Friday, April 15, 2011

One-Fifth

This afternoon I finished the first one-fifth of my teaching practicum, and it's going pretty darn well.

Had my first of five official observations of one of my lessons done by my university-sent supervisor, and he had nothing but overwhelmingly positive comments about how I presented my lesson topics, my in-front-of-class presence, and my use of tactics: like wait time, and counting down from 3 to 1 before starting a lesson- something I didn't really even do consciously.

Despite having the shit kicked out of my sleep schedule because of the overwhelmingly large number of hours I spent late into the night planning my lessons, I'm tremendously encouraged. Turns out, managing a class of 28 grade 9/10's, even a group that size with 6 kids with ADD/ADHD (as is my case), is tough but manageable.

It's hard to believe there's only four more weeks of this before I get actual, tangible time off.
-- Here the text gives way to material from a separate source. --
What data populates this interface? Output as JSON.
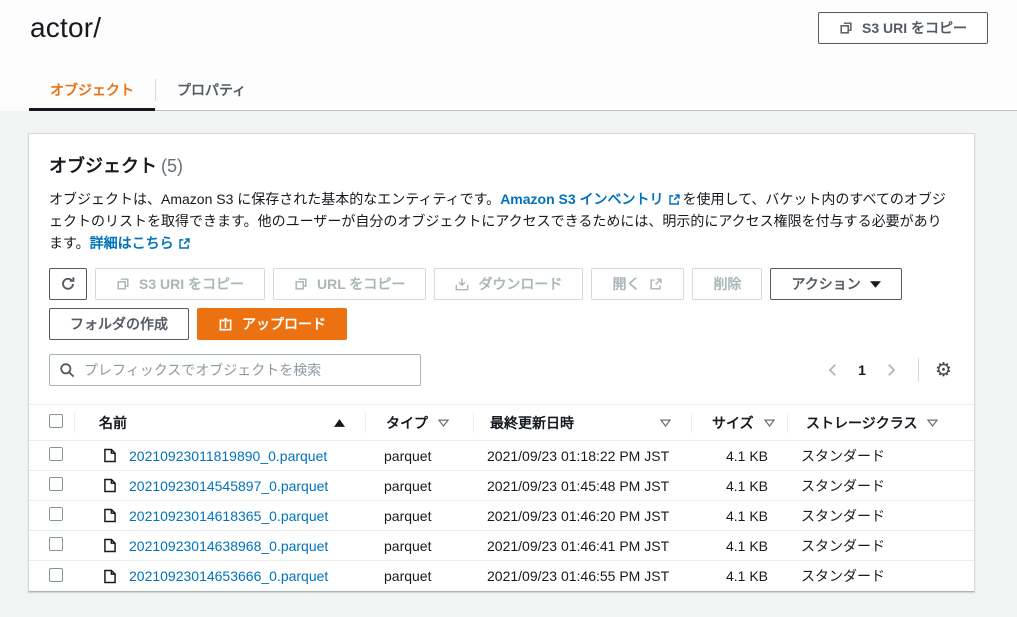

I know that might sound presumptuous as I'm only one week in, but just in this first week, I've felt myself gain more confidence with every new day, and grow in my ability to conduct lessons, manage my classroom, as well as to not lose my train of thought or composure in front of my students.

Students generally like me, and as my supervisor told me this morning, they see me as a teacher with authority - something many student-teachers can falter on. Also, apparently I'm too hard on myself about my lessons. I tend to always find the nit-picky flaws in my presence or execution of a lesson. In other words, something I already knew: I'm a perfectionist. But the good thing is that, about teaching, I've gained the ability to live-critique, or live-observe myself most of the time: in real-time. There is a danger though that this consciousness of being able to 'observe myself' as I teach could turn into unhelpful or nervous self-consciousness, but thankfully I don't see that happening. Generally I'm much more comfortable in front of groups of young people than I am in front of groups of , or even one-on-one with, my peers.